I didn’t apologize, but I was as polite as could be. I didn’t ask, for instance, something like, well, was your grandmother trying to kill that American? What were the circumstances surrounding her death exactly? I suspect that this man even liked me. He later tried to change the subject to a Korean documentary he had seen concerning the well-known fact that the first Americans came from Europe across Greenland, using the words “great land”, a direct translation fo the Korean 대륙, for continent. I tried to remain civil because you become an ambassador for your country the moment you venture outside its borders—and even as I was wheeling and dealing with him, inwardly all I could think to myself was: I will not apologize. I know that’s exactly what you want, but you’re not going to get it from me.
Comments
Re: The Pattern Of Chabyul!
I'm not sure I understand what your whole post was about. You basically walked up a tomb, and was scolded by a middle-aged Korean man who saw this as disrecpectful (which it obviously is, not matter how long you ramble about it). Was this incident really worth whining about for ~2000 words?
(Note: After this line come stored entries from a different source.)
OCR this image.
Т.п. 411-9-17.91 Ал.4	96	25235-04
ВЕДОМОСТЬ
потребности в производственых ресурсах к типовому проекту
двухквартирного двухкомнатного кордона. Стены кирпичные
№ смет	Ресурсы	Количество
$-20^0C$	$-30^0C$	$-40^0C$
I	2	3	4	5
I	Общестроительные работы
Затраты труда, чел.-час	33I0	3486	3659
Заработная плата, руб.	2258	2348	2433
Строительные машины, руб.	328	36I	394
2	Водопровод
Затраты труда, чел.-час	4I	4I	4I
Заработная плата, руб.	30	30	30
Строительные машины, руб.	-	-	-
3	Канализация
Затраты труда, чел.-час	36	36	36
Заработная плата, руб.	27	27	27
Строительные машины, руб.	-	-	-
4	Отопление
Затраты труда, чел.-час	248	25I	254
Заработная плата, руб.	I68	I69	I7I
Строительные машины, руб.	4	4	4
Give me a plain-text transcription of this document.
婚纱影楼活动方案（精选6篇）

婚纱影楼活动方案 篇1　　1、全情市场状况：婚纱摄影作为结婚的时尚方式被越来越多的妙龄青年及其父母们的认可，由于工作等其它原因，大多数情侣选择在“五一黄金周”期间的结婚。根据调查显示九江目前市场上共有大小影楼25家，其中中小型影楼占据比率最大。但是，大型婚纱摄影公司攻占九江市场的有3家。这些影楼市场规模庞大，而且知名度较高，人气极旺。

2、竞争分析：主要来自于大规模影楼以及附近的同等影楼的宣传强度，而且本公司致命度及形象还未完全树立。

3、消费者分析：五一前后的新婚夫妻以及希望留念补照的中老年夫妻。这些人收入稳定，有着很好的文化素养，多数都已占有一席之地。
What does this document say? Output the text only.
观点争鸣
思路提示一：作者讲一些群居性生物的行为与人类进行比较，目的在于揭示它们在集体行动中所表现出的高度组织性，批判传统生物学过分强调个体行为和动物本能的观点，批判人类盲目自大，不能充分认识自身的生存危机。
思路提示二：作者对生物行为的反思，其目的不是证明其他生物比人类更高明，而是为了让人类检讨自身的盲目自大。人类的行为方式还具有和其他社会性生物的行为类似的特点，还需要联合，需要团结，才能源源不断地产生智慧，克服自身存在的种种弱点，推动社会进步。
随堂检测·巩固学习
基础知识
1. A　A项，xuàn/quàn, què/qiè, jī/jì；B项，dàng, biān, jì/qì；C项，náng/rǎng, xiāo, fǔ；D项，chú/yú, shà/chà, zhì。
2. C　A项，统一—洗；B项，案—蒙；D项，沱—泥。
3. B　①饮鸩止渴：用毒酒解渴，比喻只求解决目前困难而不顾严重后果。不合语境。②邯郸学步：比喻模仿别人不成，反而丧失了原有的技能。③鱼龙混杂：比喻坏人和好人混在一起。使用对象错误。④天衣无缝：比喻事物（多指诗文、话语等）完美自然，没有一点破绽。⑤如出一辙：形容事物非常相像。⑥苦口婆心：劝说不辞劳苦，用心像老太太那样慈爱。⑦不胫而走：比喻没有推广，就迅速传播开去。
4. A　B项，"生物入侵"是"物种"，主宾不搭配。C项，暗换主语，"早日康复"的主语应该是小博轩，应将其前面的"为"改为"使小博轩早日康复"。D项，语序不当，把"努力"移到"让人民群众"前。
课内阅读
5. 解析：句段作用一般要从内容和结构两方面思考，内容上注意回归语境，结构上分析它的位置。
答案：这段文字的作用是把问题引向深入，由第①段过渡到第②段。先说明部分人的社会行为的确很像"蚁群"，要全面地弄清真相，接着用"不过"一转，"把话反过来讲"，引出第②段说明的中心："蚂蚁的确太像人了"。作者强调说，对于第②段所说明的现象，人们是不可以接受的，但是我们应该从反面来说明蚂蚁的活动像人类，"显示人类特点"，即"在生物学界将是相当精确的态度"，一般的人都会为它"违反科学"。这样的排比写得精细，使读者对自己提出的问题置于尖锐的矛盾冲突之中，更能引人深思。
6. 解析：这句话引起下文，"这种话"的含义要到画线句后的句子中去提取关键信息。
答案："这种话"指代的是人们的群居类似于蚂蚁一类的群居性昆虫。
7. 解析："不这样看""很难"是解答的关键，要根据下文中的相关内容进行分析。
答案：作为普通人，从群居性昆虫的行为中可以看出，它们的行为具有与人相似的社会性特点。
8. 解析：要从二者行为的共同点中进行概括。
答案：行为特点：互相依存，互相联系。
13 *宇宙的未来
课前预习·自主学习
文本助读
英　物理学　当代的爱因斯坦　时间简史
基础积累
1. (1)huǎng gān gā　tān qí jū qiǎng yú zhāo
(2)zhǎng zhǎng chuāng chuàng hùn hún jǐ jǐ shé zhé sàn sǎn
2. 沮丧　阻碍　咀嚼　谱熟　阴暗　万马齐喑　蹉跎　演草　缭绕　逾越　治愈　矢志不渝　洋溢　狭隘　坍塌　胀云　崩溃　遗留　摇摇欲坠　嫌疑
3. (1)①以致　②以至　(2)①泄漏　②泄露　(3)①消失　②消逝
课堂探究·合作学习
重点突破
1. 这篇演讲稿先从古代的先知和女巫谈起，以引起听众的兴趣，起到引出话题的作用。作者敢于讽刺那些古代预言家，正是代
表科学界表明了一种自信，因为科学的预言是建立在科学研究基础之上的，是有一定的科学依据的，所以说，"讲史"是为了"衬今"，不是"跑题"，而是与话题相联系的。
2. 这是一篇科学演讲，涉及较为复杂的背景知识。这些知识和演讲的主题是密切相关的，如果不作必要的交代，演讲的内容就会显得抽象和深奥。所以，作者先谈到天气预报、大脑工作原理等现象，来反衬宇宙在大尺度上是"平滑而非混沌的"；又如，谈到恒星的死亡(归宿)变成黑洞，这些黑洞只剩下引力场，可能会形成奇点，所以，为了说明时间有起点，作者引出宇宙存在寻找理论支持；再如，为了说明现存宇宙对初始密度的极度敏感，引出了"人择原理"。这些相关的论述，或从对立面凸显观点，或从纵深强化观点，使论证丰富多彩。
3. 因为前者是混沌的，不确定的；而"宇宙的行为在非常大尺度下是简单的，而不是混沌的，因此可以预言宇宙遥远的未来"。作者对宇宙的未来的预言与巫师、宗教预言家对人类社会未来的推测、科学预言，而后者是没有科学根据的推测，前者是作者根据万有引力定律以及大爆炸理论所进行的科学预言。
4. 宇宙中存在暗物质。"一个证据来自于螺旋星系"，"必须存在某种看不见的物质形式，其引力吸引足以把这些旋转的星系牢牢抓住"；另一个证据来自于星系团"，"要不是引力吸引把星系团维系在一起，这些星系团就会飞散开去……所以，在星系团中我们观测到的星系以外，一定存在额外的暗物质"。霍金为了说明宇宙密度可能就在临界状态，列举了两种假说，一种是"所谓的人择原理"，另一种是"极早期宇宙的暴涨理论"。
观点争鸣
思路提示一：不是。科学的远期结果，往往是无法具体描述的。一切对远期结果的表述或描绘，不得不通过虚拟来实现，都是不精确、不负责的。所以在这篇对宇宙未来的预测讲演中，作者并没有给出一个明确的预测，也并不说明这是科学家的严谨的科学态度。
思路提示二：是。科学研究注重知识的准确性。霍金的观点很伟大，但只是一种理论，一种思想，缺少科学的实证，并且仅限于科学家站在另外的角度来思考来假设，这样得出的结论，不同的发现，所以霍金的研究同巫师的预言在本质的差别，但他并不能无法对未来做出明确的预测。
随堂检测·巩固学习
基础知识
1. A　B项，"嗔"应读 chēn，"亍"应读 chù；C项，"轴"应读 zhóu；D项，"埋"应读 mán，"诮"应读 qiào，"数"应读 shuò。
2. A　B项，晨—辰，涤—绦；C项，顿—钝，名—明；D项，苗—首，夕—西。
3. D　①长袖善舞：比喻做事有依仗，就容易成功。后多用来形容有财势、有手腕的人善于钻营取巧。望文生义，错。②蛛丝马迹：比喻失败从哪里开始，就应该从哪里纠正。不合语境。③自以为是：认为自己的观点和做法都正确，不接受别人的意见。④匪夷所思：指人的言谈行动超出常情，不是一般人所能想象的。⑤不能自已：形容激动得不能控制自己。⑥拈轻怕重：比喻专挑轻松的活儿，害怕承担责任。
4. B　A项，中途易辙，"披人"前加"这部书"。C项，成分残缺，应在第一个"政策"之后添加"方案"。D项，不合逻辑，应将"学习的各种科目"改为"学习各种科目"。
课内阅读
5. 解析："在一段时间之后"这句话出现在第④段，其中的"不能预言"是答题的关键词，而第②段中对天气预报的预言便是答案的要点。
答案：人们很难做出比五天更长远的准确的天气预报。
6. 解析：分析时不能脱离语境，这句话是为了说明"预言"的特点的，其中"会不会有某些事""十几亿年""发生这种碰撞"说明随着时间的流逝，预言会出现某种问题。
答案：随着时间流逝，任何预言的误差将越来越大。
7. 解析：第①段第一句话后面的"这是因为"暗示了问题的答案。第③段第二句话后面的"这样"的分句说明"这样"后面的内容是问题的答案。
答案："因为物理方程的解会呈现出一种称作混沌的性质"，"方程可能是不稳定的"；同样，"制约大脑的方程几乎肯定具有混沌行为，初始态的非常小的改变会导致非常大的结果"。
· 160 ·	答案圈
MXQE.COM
And then some kind of senile old man tells you his grandmother was killed by an American. So what? I'm not seeing any pattern of dicrimination at all here, apart from your part, quite ironically. Oh, and your wife's friends who correct your mispelling of basic Korean words. Have you maybe thought they are simply idiots? Instead of whining about it on the internet, why not ask your wife why she has that kind of friend in the first place?
Every time I read this kind of blog post--busanmike coming to mind here, him being a professional full-time whiner worthy of mention--especially from people who pretend to be really smart, it always makes me feel slightly bittersweet; some kind of a mix of laughter, pity, annoyance, and boredom.
I wish people had interesting stuff to blog about...
Anyway, there are nevertheless some good morals to your story (as many as five, in fact). 1) Show respect to dead people. 2) Learn how to recognize senile and slightly uncommon old-aged men from the vast majority of normal people out there. 3) Learn how to spell Korean. 4) Ask your wife to get new friends. 5) Stop whining.